まあ、イラストサイトでアニメキャラとかオリジナルの可愛い女の子が着ている物なら見たことはある。
有名なイラストサイトではタグとして、アニメタイトルの呼称+マイクロビキニ部なんてタグもあったりする。
勿論そのタグにはお世話になりました。
白いマイクロビキニとか、黒いマイクロビキニとか、赤いマイクロビキニとかが巨乳だったり貧乳だったりのキャラクターの胸を包み、ロリだったり人妻だったりとかの画像だって素晴らしかった。
そんな風にマイクロビキニ万歳とか思いながら、スリングショットとかを調べたら軽く引いたりもした。
アレは水着なのだろうかと……。まあ、ニップレスとかいうのもあるんだから水着なんだろう。
……そして、何でいきなりこんな話をしているかと言うと……訳があった。
とても、とても重大な訳が……。
いや、もうぶっちゃける。もうぶっちゃけたる!
オレは今何が悲しくて、マイクロビキニとスケスケローブなんて着なくちゃならないんだよぉぉぉぉぉぉぉぉ!!
「集中が乱れてる。ちゃんと集中するように……」
「あ、はい……、すみません」
向かい側に立つ、同じようにキワドイビキニを着た気だるげな女性に叱られ、オレは謝る。
……本当、どうしてこうなったんだろうか?
集中を乱すなと言われたけれど、どうしてオレがマイクロビキニ+スケスケローブなんて痴女まっしぐらな服装をしているのかを、心の中で涙を流しながら思い出し始めた……。
◆
「うぉわあああああああーーーーっ!?」
『エ、エルサァァァァァァーーッ!!』
ヒュッと足元の感覚がなくなった瞬間、オレの体は真っ暗闇の中へと落ちていった。
上からニィナのオレを呼ぶ声が聞こえたけれど、返事をする余裕はまったく無い。
というか悲鳴を上げながら、一気に落下しているオレは不安を感じていた。
このまま地面に落ちたら、オレミンチじゃね? と……。
「ま、マズい! ミンチだミンチ! オレの命がかなりマズい!! 掴める場所! 掴める場所ーー!!」
慌てながら、オレは必死に手をばたつかせながら空中を泳ぐようにして壁があるであろう端まで移動する。

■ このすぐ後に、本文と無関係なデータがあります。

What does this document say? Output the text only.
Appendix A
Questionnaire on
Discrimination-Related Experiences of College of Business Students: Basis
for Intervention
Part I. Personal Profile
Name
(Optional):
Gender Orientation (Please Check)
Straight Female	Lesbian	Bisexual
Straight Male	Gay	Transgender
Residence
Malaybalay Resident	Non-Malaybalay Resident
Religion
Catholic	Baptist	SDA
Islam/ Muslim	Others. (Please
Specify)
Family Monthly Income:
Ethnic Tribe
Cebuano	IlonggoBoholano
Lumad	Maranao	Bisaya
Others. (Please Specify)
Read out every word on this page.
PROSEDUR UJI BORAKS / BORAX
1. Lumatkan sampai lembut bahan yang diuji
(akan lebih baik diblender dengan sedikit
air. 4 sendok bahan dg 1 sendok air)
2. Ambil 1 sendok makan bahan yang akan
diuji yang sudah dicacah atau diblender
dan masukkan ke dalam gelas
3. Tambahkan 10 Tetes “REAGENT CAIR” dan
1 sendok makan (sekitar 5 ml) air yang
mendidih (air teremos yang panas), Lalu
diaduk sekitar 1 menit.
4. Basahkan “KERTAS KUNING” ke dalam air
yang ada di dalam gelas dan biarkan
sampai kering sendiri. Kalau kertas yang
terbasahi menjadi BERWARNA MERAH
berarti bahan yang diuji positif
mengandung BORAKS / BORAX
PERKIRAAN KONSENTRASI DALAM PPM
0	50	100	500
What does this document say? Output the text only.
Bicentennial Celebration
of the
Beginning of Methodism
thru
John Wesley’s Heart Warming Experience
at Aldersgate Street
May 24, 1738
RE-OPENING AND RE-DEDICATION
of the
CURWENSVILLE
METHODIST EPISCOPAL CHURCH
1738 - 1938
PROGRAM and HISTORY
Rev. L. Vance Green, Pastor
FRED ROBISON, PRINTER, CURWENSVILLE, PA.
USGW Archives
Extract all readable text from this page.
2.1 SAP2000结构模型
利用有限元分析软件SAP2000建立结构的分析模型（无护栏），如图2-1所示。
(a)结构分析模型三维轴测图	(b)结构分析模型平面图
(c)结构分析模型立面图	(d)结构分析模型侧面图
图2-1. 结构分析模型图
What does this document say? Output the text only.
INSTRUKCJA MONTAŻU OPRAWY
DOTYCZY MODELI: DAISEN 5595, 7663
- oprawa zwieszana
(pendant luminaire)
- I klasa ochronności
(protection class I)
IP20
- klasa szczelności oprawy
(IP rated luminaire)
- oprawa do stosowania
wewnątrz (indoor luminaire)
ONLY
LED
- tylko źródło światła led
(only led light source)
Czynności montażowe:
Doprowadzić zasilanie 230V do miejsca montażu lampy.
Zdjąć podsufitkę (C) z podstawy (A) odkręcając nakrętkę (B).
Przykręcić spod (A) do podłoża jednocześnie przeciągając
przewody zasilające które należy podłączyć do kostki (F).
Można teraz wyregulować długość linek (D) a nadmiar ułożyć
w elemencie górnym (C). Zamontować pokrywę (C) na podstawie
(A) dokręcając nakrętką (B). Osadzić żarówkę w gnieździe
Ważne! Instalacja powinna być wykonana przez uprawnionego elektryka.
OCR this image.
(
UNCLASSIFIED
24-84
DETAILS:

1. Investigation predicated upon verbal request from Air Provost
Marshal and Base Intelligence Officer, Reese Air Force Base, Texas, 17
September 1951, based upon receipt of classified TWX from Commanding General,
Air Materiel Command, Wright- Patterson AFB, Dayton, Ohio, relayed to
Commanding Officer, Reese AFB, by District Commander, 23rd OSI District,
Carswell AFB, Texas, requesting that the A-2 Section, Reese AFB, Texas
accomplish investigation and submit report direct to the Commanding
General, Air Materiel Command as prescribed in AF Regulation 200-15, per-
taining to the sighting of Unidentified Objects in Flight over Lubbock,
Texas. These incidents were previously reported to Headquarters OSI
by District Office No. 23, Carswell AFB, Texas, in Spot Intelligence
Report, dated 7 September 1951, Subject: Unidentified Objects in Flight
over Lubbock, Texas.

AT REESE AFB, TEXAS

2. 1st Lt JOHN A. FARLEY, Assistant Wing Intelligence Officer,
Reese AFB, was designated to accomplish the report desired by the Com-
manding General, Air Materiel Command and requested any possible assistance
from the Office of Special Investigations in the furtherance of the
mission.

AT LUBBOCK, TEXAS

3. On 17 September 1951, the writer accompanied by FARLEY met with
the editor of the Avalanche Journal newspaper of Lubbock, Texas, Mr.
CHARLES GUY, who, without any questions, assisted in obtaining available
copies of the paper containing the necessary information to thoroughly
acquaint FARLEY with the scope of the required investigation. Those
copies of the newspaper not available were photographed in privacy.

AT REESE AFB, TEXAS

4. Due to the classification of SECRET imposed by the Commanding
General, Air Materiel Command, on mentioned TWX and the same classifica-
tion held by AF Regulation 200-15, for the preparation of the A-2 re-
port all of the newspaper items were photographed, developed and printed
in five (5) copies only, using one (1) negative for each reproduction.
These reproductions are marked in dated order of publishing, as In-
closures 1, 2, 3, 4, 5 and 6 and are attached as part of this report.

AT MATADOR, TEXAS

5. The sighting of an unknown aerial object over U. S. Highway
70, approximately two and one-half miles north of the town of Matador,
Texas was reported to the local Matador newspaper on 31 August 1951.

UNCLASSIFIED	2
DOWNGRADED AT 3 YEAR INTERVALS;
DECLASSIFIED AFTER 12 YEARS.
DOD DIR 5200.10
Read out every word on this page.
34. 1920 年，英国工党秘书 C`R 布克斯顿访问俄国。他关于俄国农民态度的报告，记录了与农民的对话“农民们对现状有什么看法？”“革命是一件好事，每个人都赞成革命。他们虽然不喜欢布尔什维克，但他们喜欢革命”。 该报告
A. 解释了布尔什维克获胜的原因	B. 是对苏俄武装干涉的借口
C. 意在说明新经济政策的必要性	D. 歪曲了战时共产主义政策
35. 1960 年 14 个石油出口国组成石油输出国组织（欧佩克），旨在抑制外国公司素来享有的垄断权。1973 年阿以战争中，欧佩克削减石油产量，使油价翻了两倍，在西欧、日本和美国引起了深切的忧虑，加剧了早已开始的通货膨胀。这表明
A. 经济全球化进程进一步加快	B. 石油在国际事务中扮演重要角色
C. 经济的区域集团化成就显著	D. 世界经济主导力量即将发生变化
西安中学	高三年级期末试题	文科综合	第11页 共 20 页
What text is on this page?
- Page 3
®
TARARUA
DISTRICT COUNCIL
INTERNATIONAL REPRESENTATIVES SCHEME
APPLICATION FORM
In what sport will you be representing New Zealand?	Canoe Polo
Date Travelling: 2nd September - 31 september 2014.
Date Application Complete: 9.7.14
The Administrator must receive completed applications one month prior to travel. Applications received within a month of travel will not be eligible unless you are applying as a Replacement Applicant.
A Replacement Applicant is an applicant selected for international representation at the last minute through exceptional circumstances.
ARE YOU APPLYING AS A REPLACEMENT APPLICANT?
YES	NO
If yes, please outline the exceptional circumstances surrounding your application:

けれど、暗闇の中はどうなっているのかまったく分からないけれど、必死にばたつかせてもオレの手は壁にも引っ掛からなかった。
「ど……どうなってるんだ!? まさか、フィールド移動? けど、いきなりすぎるだろ? ――って、ふぎゃっ!?」
ようやくこの空間が何であるか気づき始めたオレだったが、何か膜のような物を通り過ぎた。
気にならない程度の衝撃だけれど、突然のことでオレは驚き変な声が口から洩れる。
けれど、その膜はフィールド移動に必要な物だったのか……それを通った瞬間、オレの視界は明るさを取り戻し始めた。
……が、そこはまったく見覚えが無い場所だった。
「どこだ……ここ?」
在り来たりだが、素直にオレはそう呟きながら周囲を見渡す。
そこは……、何処かのダンジョンの一部屋だと思われる場所だが、薬品というか漢方薬に近いようなにおいが室内には充満しており、顔を顰めたくなる。
そして部屋の中はほんの少し……、そう……ほんの少しだけだが人が住んでいることを主張するように生活感を感じさせられた。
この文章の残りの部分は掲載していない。